If your workload fits inside those limits, this integration will save you a lot of operational overhead. If it doesn’t, reach for a tool that’s actually designed for the thing you need.

When to reach for this (and when not to)

Use Flowfile’s Kafka source when:

  • You want Kafka topics landed into a Delta / Iceberg / Parquet table on a schedule — near-real-time but not real-time.
  • Your records are JSON and have a sensible analytical shape.
  • “A few minutes of latency” is acceptable.
  • You want one dataframe engine (Polars) across Kafka, databases, cloud storage, and local files — not a separate streaming stack.
  • You want the pipeline visible in a visual editor and exportable as plain Python.
  • You need offset tracking, retries on failure, and incremental reads — but not full streaming semantics.

Reach for something else when:

  • You need per-event decisions with sub-second latency (fraud scoring, real-time bidding).
  • You need windowed aggregates with watermarks, late-arrival handling, and exactly-once semantics across sources and sinks.
  • Your payloads are Avro or Protobuf and you need Schema Registry integration today.
  • You need to produce to Kafka from the pipeline as well as consume.
  • You’re doing complex stream-stream joins that actually require a stateful streaming engine.
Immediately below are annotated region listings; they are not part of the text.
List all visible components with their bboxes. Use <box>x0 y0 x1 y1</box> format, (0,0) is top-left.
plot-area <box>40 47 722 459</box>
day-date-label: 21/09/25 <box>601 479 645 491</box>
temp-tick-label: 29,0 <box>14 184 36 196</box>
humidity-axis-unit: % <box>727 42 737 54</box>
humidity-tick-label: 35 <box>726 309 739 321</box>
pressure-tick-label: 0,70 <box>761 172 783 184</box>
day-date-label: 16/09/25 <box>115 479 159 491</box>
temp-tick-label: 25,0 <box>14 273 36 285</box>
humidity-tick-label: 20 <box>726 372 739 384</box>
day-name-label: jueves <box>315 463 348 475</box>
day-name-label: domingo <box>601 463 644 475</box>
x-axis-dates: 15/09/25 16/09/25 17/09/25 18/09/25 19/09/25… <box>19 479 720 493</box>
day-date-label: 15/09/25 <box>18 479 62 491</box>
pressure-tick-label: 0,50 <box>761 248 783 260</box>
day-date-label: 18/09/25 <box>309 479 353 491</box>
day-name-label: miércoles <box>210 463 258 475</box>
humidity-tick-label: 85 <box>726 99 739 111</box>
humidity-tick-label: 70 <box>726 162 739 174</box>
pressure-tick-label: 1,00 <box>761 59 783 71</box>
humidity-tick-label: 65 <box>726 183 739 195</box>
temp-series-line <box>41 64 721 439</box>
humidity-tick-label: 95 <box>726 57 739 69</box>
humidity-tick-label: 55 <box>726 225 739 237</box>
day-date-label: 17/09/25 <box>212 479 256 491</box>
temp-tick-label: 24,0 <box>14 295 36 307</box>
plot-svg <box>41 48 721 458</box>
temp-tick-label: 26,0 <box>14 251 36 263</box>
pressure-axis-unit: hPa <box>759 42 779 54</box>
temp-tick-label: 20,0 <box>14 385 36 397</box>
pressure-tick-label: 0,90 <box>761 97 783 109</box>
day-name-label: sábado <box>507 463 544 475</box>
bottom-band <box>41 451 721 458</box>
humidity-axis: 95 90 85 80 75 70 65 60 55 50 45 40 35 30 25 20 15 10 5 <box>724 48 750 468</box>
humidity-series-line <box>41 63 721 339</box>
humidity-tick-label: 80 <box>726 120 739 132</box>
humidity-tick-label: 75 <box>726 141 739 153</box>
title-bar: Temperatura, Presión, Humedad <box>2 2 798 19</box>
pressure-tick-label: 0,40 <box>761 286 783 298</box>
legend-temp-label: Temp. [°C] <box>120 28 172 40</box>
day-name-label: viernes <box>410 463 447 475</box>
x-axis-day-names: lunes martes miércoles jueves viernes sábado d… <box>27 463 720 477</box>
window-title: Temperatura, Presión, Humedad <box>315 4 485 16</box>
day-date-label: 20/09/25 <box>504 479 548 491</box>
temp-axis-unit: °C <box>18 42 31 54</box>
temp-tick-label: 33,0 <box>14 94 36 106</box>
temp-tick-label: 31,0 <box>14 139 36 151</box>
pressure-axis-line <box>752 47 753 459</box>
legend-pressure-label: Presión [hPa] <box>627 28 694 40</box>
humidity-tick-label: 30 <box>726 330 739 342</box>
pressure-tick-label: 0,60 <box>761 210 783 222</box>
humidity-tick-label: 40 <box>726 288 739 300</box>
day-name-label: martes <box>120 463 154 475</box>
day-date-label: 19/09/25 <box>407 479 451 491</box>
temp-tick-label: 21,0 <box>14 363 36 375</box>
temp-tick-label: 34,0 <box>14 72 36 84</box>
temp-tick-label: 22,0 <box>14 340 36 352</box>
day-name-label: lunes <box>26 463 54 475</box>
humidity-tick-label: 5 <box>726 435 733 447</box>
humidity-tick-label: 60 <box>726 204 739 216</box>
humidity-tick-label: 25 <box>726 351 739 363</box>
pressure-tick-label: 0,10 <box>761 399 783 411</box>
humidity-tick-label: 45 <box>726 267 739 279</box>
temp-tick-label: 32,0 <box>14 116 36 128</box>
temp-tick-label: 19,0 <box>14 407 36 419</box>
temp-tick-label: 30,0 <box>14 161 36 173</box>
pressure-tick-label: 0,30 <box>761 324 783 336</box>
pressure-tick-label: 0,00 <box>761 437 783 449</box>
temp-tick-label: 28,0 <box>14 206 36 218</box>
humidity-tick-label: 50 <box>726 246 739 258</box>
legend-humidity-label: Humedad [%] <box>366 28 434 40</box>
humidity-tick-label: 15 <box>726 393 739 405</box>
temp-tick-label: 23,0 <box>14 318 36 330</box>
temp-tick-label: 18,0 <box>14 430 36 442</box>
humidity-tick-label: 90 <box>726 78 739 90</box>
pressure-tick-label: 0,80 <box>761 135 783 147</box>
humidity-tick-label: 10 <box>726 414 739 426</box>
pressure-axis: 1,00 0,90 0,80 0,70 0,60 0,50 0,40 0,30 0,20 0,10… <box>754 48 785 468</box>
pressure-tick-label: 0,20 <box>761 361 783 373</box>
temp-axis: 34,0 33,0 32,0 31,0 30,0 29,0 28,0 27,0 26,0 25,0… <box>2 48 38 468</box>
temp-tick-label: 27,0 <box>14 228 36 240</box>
For everything in between — the large middle of analytics work that calls itself “streaming” but is really “frequent batches” — micro-batching with a sane consumer, a good dataframe engine, and consumer-group offset tracking is the right shape. That’s what this integration ships.

Further reading

Frequently asked questions

Does Flowfile need Flink, Spark, or Kafka Streams to consume from Kafka?
No. Flowfile's Kafka source is a plain confluent-kafka consumer that polls a topic in batches of 500 messages, spills rows to an Apache Arrow IPC file every 100 000 rows, and hands the result to the rest of the flow as a Polars LazyFrame. No JVM, no cluster manager, no separate streaming runtime.
What message formats does Flowfile's Kafka source support?
JSON only, today. The Kafka source deserializes message values as JSON objects via a single registered JsonDeserializer. A Schema Registry URL field exists on the connection schema, but Avro and Protobuf deserializers are not yet wired up.
How does Flowfile avoid re-reading the same Kafka messages on each run?
It uses Kafka consumer groups. Each Kafka Source node has a sync_name, which becomes the consumer group ID on the broker. After a flow finishes successfully, Flowfile commits the new offsets for that group. The next run starts from the committed position. If the downstream flow fails, the commit is skipped and the messages are consumed again on retry.
What security options does the Kafka connection support?
The standard set: PLAINTEXT, SSL, SASL_PLAINTEXT, and SASL_SSL. SASL mechanisms exposed in the UI are PLAIN, SCRAM-SHA-256, and SCRAM-SHA-512. Passwords and SSL key PEMs are stored Fernet-encrypted and only decrypted at the point of use.
Can Flowfile produce messages back to Kafka?
Not today. The Kafka integration is consumer-only. Flowfile reads from Kafka, transforms with Polars, and lands into Delta, Parquet, databases, or the catalog, but it doesn't publish back to a Kafka topic.
Can I consume Kafka from Flowfile's Python API?
Yes, via ff.read_kafka(connection_name, topic_name=..., ...). The Python helper resolves a stored connection by name, creates a Kafka source node in the flow graph, and returns a FlowFrame — the same object you'd use with any other source.